Published in 2015, the book entitled Smart Green Resilient, traces the development of the concept since 2008 beginning with the Ninh Thuan Integrated Development Plan and followed by the planning study for Hong Kong’s Lok Ma Chau Loop based on smart city and sustainable development principles. The book summarises the growth of environmental awareness and the different ways cities and planners have responded to these escalating challenges over the recent past. The book also outlines some of the main elements that characterise the SGR approach, various applications in project work and sources of inspiration from global geographies.

As of 2016-2017, the phrase “Smart Green and Resilient” has been adopted by Hong Kong’s Planning Department and Development Bureau to describe the 2030+ planning vision for the city. Reference to Smart Green Resilient is also made in relation to the New Territories North development in Hong Kong, where the approach is intended to enable "a low-carbon environment equipped with smart city infrastructure and technology."

In 2022, Arup’s Smart-Green-Resilient approach for the New Territory North (NTN) project in Hong Kong won the Grand Award at the International Society of City and Regional Planners (ISOCARP) Award of Excellence. The jury commented that the SGR approach “serves as an exemplary model for leveraging smart planning methodologies” and the NTN project would “contribute to future development strategies and project standards in the region.”

== Themes ==
The SGR planning approach is characterized by various themes that range from identification of critical urban issues to their collaborative resolution, usually by large multidisciplinary groups that can include engineers, residents, economists, city administrators, environmentalists etc.

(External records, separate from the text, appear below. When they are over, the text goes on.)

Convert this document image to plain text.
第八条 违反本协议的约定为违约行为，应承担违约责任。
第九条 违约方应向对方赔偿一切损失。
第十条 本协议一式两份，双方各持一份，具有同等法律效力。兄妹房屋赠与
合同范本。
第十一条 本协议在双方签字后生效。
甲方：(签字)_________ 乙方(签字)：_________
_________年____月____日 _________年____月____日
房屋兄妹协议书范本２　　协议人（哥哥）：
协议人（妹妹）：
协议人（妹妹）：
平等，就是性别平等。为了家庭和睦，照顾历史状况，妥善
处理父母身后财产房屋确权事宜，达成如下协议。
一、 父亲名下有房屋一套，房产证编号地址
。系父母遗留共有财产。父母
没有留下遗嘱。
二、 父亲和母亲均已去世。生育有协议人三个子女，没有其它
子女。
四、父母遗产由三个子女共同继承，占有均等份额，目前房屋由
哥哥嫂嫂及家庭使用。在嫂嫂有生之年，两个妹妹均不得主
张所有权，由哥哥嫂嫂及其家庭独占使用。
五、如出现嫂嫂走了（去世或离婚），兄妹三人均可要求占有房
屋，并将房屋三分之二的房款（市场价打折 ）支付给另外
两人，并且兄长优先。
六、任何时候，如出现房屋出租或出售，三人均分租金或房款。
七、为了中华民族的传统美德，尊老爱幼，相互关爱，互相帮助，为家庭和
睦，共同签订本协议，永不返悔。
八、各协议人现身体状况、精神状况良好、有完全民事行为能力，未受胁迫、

=== Current Planning Solutions ===
A key thesis of SGR involves the limitations inherent in current planning approaches including Smart City, Resilient City, Ubiquitous City, Wise City etc. While there are merits in each of these directions, none of them present a holistic design system that takes into consideration the complexity of urban networks and their social, economic and cultural dimensions. This lays the groundwork for an alternative approach to urban planning that can shed light into wider issues and incorporate comprehensive solutions that are intended to multiply the benefits for city residents. In the SGR approach for example, the term “resilience” is not limited to climate adaptation but equally embraces the adaptability of physical infrastructure as well as economic and social resilience.

=== Cognitive Prism ===
SGR is not intended to present a prescriptive methodology for urban planning. In contrast to many urban planning approaches, SGR seeks to reveal the relationships between critical issues by interrogating already identified concerns through different lenses. As such SGR is described as a “cognitive prism” through which “urban planners can gain a holistic view of the challenges they need to address.”

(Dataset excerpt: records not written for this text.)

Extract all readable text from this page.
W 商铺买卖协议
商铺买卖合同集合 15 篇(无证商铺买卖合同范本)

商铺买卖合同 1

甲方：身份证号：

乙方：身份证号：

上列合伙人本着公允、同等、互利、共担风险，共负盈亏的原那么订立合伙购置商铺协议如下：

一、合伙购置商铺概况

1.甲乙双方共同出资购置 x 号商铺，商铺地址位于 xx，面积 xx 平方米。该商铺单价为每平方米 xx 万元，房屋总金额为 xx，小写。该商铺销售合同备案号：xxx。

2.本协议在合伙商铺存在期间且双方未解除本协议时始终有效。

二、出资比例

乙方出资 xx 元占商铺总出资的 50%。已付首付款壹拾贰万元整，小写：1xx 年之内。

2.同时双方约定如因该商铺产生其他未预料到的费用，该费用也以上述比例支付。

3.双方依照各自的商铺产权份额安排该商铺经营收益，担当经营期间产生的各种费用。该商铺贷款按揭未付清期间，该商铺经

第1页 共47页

=== Three Elements of SGR ===
Three important elements characterize the SGR planning approach.
- People Oriented that advocates designing for end users, the need to broaden stakeholder engagement, formulate broad alliances with concerned parties and realize community benefits;
- Contemporary Relevance espousing the importance of addressing current issues through the use of a composite systems approach that can lay the foundation for a structured long-term implementation as well as revealing territorial relationships;
- Future Proofing that supports capacity-building, the utilization of appropriate technology and scenario-testing to secure plans have adequate built-in flexibility to adapt under various conditions.

== See also ==
Over the recent past, researchers, industrial practitioners, bloggers, and interested groups have also promulgated their thoughts around concepts that utilize the terms “smart”, “green” and “resilient” by combining “S”, “G” and “R” into “SG”, “SR” or GR”. These do not form part of the SGR planning approach.